The most active users are among 20-30s.

In [None]:
users.Age.hist(bins=[0, 10, 20, 30, 40, 50, 100])
plt.title('Age Distribution\n')
plt.xlabel('Age')
plt.ylabel('Count')
plt.savefig('system2.png', bbox_inches='tight')
plt.show()

## Recommendations based on rating counts

In [None]:
rating_count = pd.DataFrame(ratings.groupby('ISBN')['bookRating'].count())
rating_count.sort_values('bookRating', ascending=False).head()

The book with ISBN "0971880107" received the most ratings. Let's find out which books are in the top 5.

In [None]:
most_rated_books = pd.DataFrame(['0971880107', '0316666343', '0385504209', '0060928336', '0312195516'], index=np.arange(5), columns = ['ISBN'])
most_rated_books_summary = pd.merge(most_rated_books, books, on='ISBN')
most_rated_books_summary

The book that received the most ratings in this data set is Rich Shapero's Wild Animus.

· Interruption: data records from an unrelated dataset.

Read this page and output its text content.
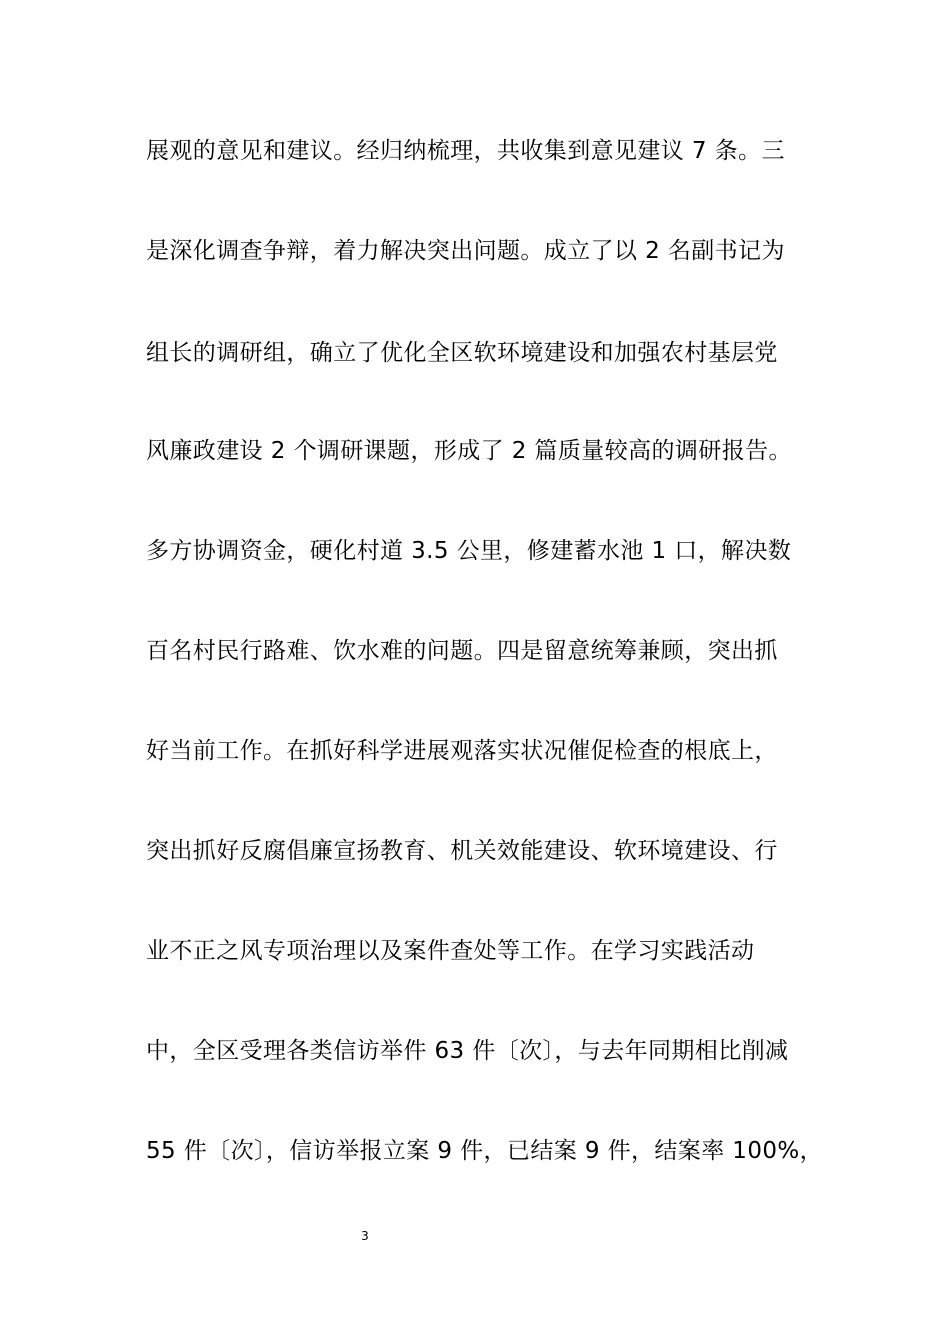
展观的意见和建议。经归纳梳理，共收集到意见建议 7 条。三
是深化调查争辩，着力解决突出问题。成立了以 2 名副书记为
组长的调研组，确立了优化全区软环境建设和加强农村基层党
风廉政建设 2 个调研课题，形成了 2 篇质量较高的调研报告。
多方协调资金，硬化村道 3.5 公里，修建蓄水池 1 口，解决数
百名村民行路难、饮水难的问题。四是留意统筹兼顾，突出抓
好当前工作。在抓好科学进展观落实状况催促检查的根底上，
突出抓好反腐倡廉宣扬教育、机关效能建设、软环境建设、行
业不正之风专项治理以及案件查处等工作。在学习实践活动
中，全区受理各类信访举件 63 件〔次〕，与去年同期相比削减
55 件〔次〕，信访举报立案 9 件，已结案 9 件，结案率 100%，
3
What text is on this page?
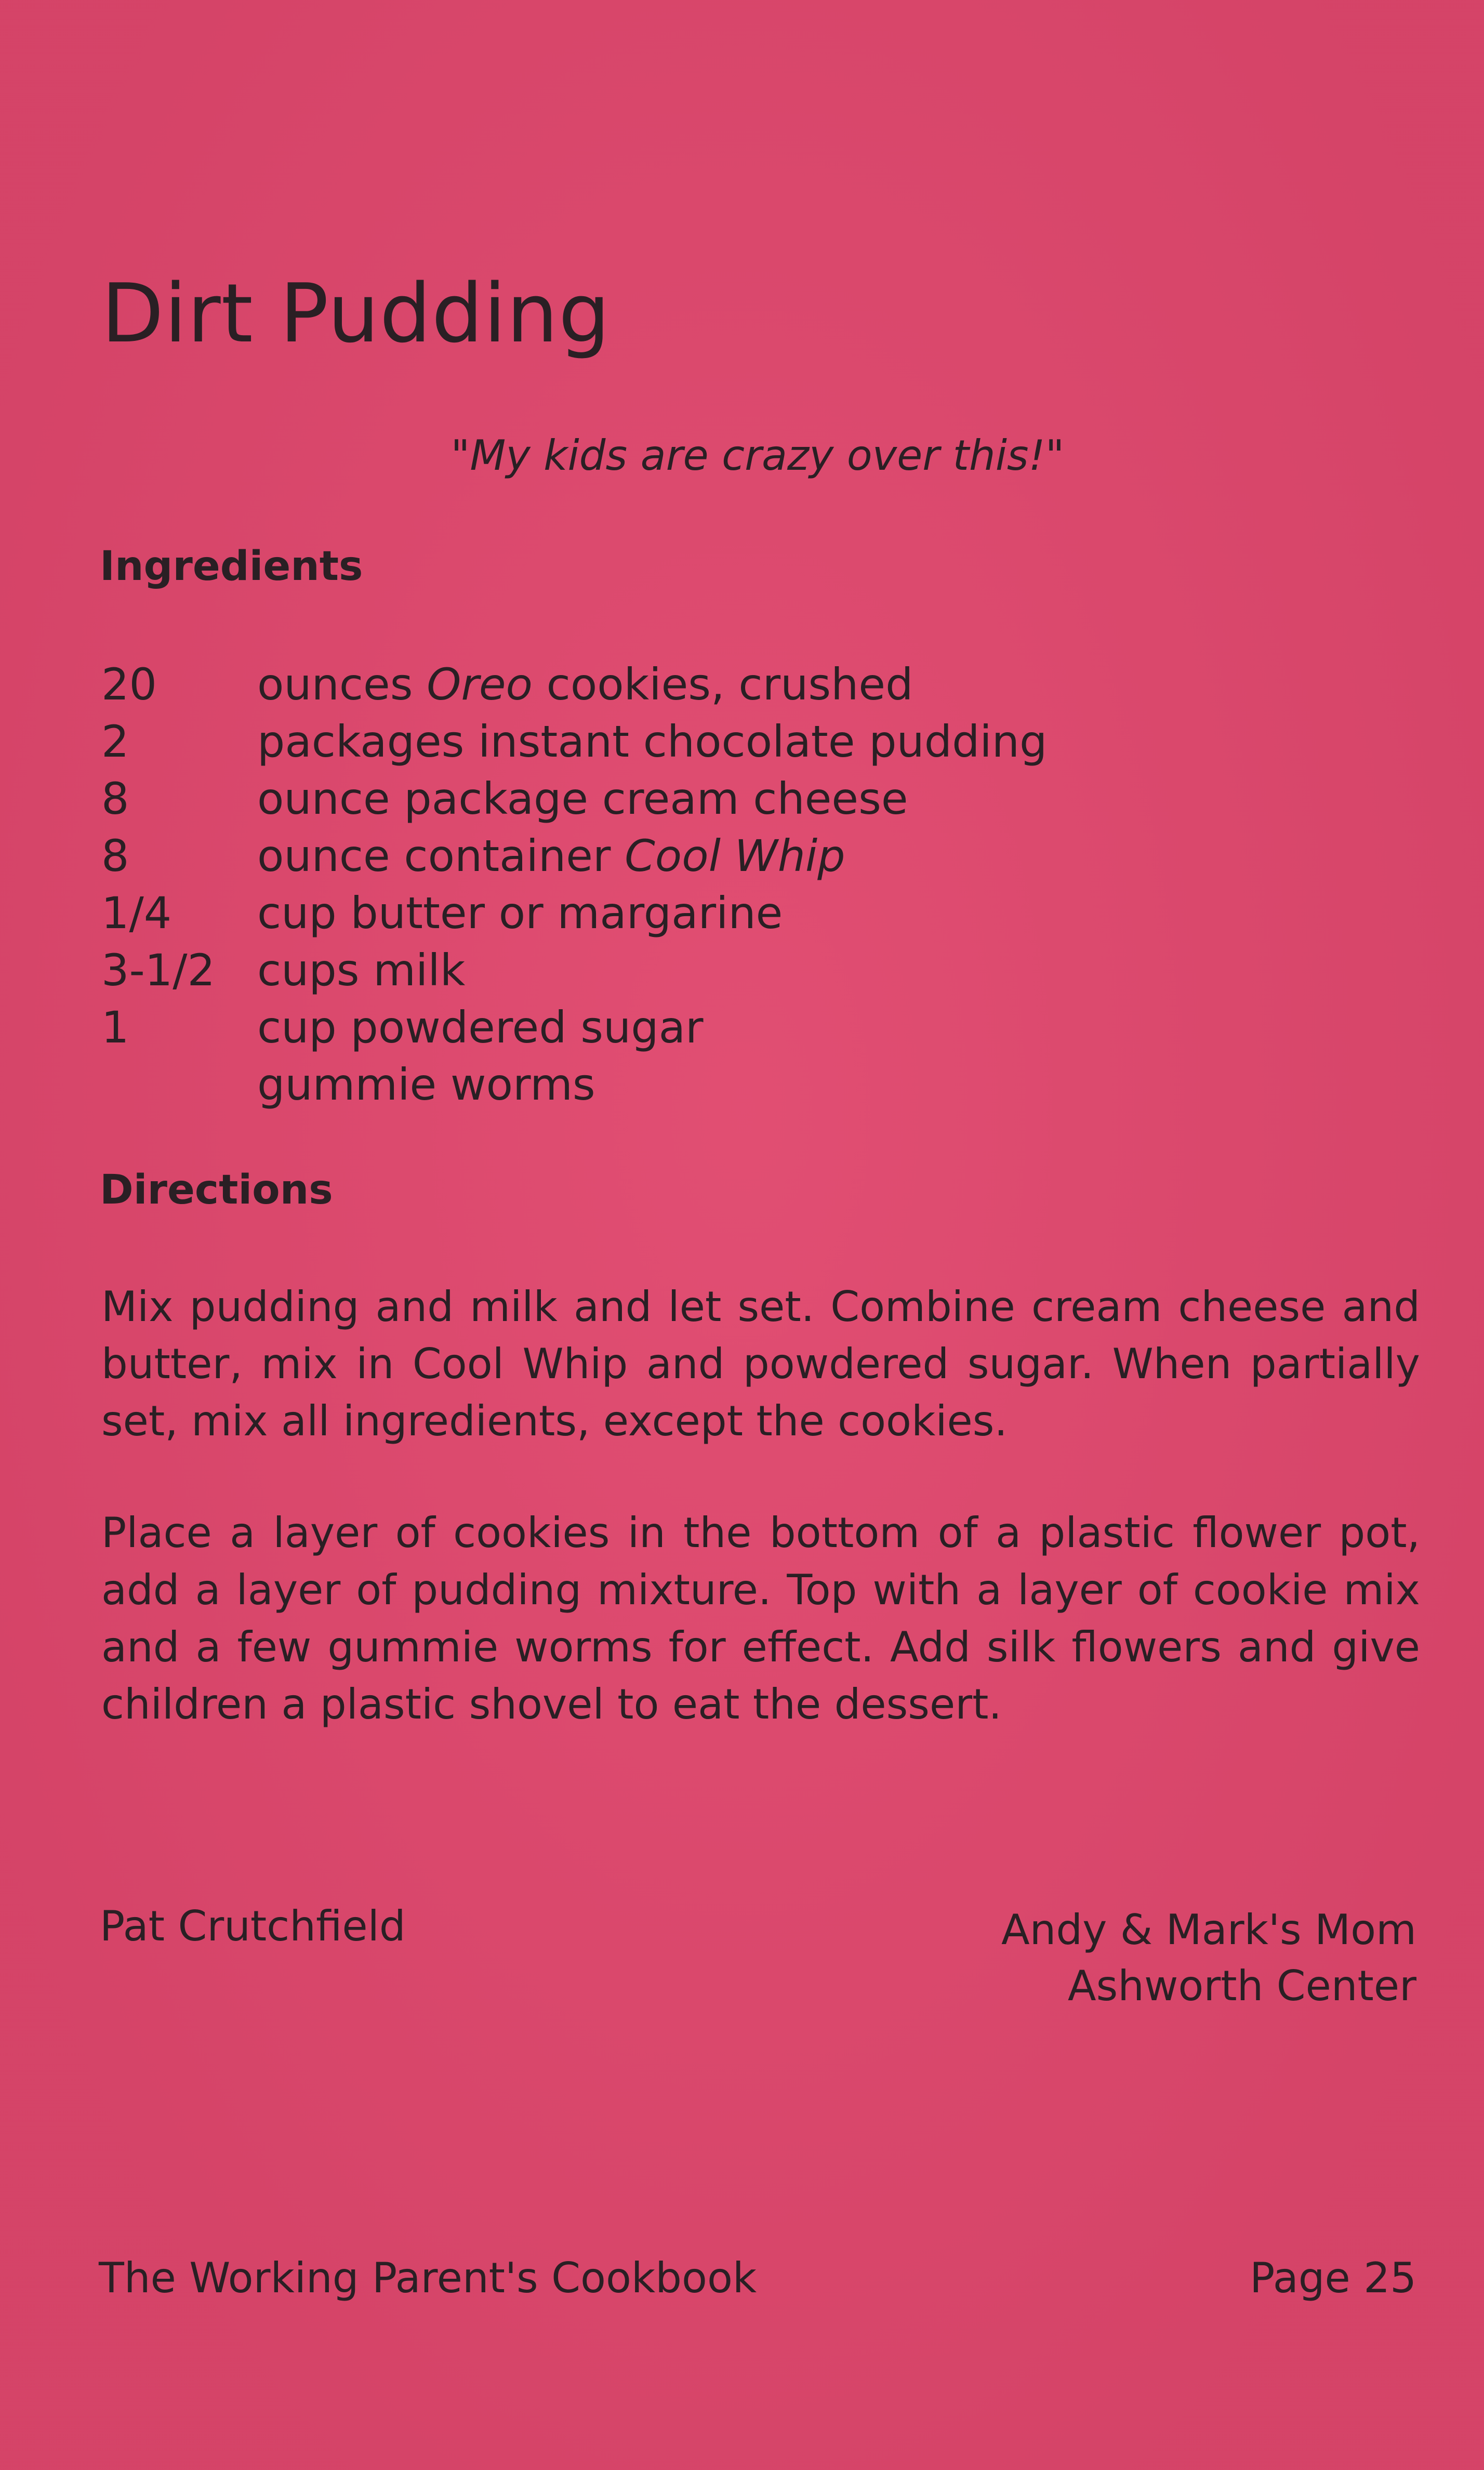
Dirt Pudding
"My kids are crazy over this!"
Ingredients
20	ounces Oreo cookies, crushed
2	packages instant chocolate pudding
8	ounce package cream cheese
8	ounce container Cool Whip
1/4	cup butter or margarine
3-1/2 cups milk
1	cup powdered sugar
gummie worms
Directions

Mix pudding and milk and let set. Combine cream cheese and butter, mix in Cool Whip and powdered sugar. When partially set, mix all ingredients, except the cookies.

Place a layer of cookies in the bottom of a plastic flower pot, add a layer of pudding mixture. Top with a layer of cookie mix and a few gummie worms for effect. Add silk flowers and give children a plastic shovel to eat the dessert.

Pat Crutchfield	Andy & Mark's Mom
Ashworth Center
The Working Parent's Cookbook	Page 25
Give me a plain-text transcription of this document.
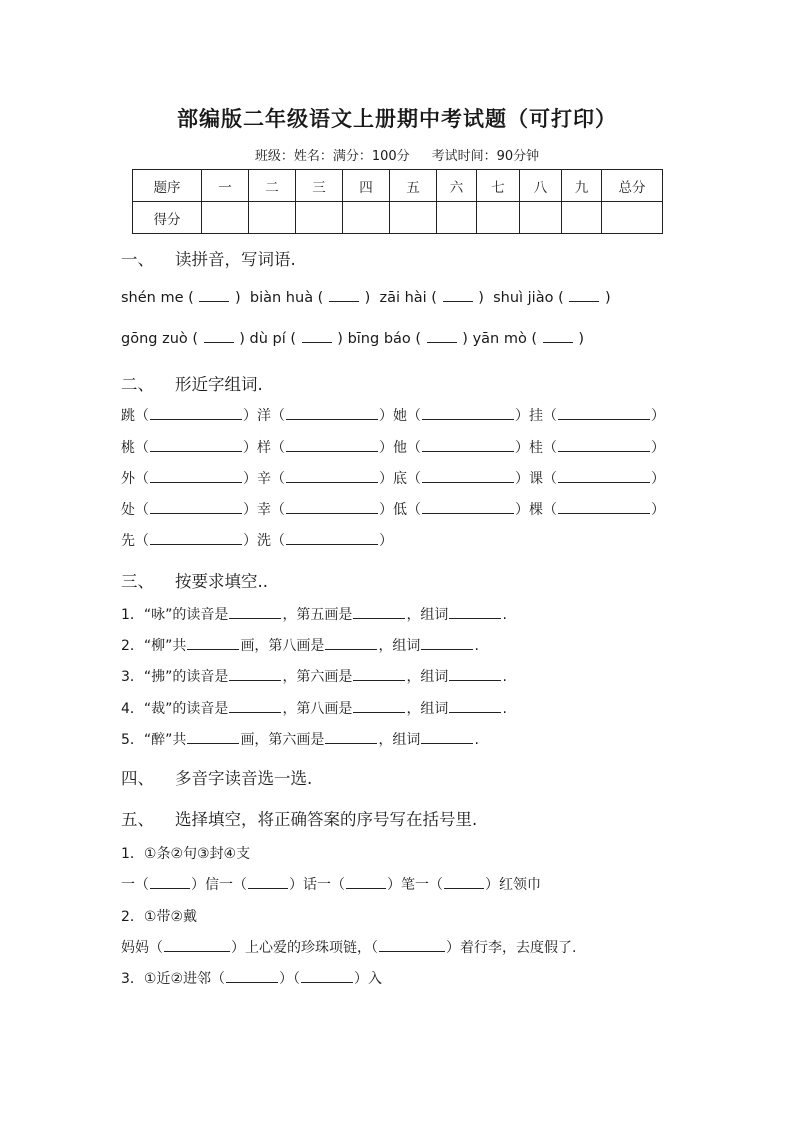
部编版二年级语文上册期中考试题（可打印）
班级：姓名：满分：100分 考试时间：90分钟
题序	一	二	三	四	五	六	七	八	九	总分
得分										
一、 读拼音，写词语.
shén me (  )  biàn huà (  )  zāi hài (  )  shuì jiào (  )
gōng zuò (  ) dù pí (  ) bīng báo (  ) yān mò (  )
二、 形近字组词.
跳（	）洋（	）她（	）挂（	）
桃（	）样（	）他（	）桂（	）
外（	）辛（	）底（	）课（	）
处（	）幸（	）低（	）棵（	）
先（	）洗（	）
三、 按要求填空..
1．“咏”的读音是	，第五画是	，组词	.
2．“柳”共	画，第八画是	，组词	.
3．“拂”的读音是	，第六画是	，组词	.
4．“裁”的读音是	，第八画是	，组词	.
5．“醉”共	画，第六画是	，组词	.
四、 多音字读音选一选.
五、 选择填空，将正确答案的序号写在括号里.
1．①条②句③封④支
一（	）信一（	）话一（	）笔一（	）红领巾
2．①带②戴
妈妈（	）上心爱的珍珠项链，（	）着行李，去度假了.
3．①近②进邻（	）（	）入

Something in common among these five most rated books - they are fictions or novels. The recommender suggests that novels and fictions are popular and likely receive more ratings. And if someone likes "Wild Animus", probably we should recommend him(her) "The Lovely Bones: A Novel".

## Recommendations based on correlations

Find out the average rating and the number of ratings each book received.

In [None]:
average_rating = pd.DataFrame(ratings.groupby('ISBN')['bookRating'].mean())
average_rating['ratingCount'] = pd.DataFrame(ratings.groupby('ISBN')['bookRating'].count())
average_rating.sort_values('ratingCount', ascending=False).head()

#### Observation: 

In this dataet, the book that received the most ratings is not highly rated at all. So if we were set to use recommendations based on rating counts, we would definitely make mistaks here.

#### To ensure statistical significance, users with less than 200 ratings, and books with less than 100 ratings are excluded.

In [None]:
counts1 = ratings['userID'].value_counts()
ratings = ratings[ratings['userID'].isin(counts1[counts1 >= 200].index)]
counts = ratings['bookRating'].value_counts()
ratings = ratings[ratings['bookRating'].isin(counts[counts >= 100].index)]

### Rating matrix

Convert the table to a 2D matrix. The matrix will be sparse because not every user rate every book.

In [None]:
ratings_pivot = ratings.pivot(index='userID', columns='ISBN').bookRating
userID = ratings_pivot.index
ISBN = ratings_pivot.columns
print(ratings_pivot.shape)
ratings_pivot.head()

Let's find out which books are correlated with the 2nd most rated book "The Lovely Bones: A Novel". To blatantly quote from the Wikipedia: It is the story of a teenage girl who, after being raped and murdered, watches from her personal Heaven as her family and friends struggle to move on with their lives while she comes to terms with her own death.

In [None]:
bones_ratings = ratings_pivot['0316666343']
similar_to_bones = ratings_pivot.corrwith(bones_ratings)
corr_bones = pd.DataFrame(similar_to_bones, columns=['pearsonR'])
corr_bones.dropna(inplace=True)
corr_summary = corr_bones.join(average_rating['ratingCount'])
corr_summary[corr_summary['ratingCount']>=300].sort_values('pearsonR', ascending=False).head(10)

We obtained the books' ISBNs, but we need to find out the names of the books to see whether they make sense.

In [None]:
books_corr_to_bones = pd.DataFrame(['0312291639', '0316601950', '0446610038', '0446672211', '0385265700', '0345342968', '0060930535', '0375707972', '0684872153'], 
                                  index=np.arange(9), columns=['ISBN'])
corr_books = pd.merge(books_corr_to_bones, books, on='ISBN')
corr_books

Let's select three books to examine from the above highly correlated list "The Nanny Diaries: A Novel", "The Pilot's Wife: A Novel" and "Where the heart is". 

"The Nanny Diaries" satirizes upper class Manhattan society as seen through the eyes of their children's caregivers. 

Written by the same author of "The Lovely Bones", "The Pilot's Wife" is the third novel in Shreve's informal trilogy to be set in a large beach house on the New Hampshire coast that used to be a conventis.

"Where the Heart Is" dramatizes in detail the tribulations of lower-income and foster children in the United States.

These three books sound right to me to be highly correlated with "The Lovely Bones". Seems our correlation recommender system is working.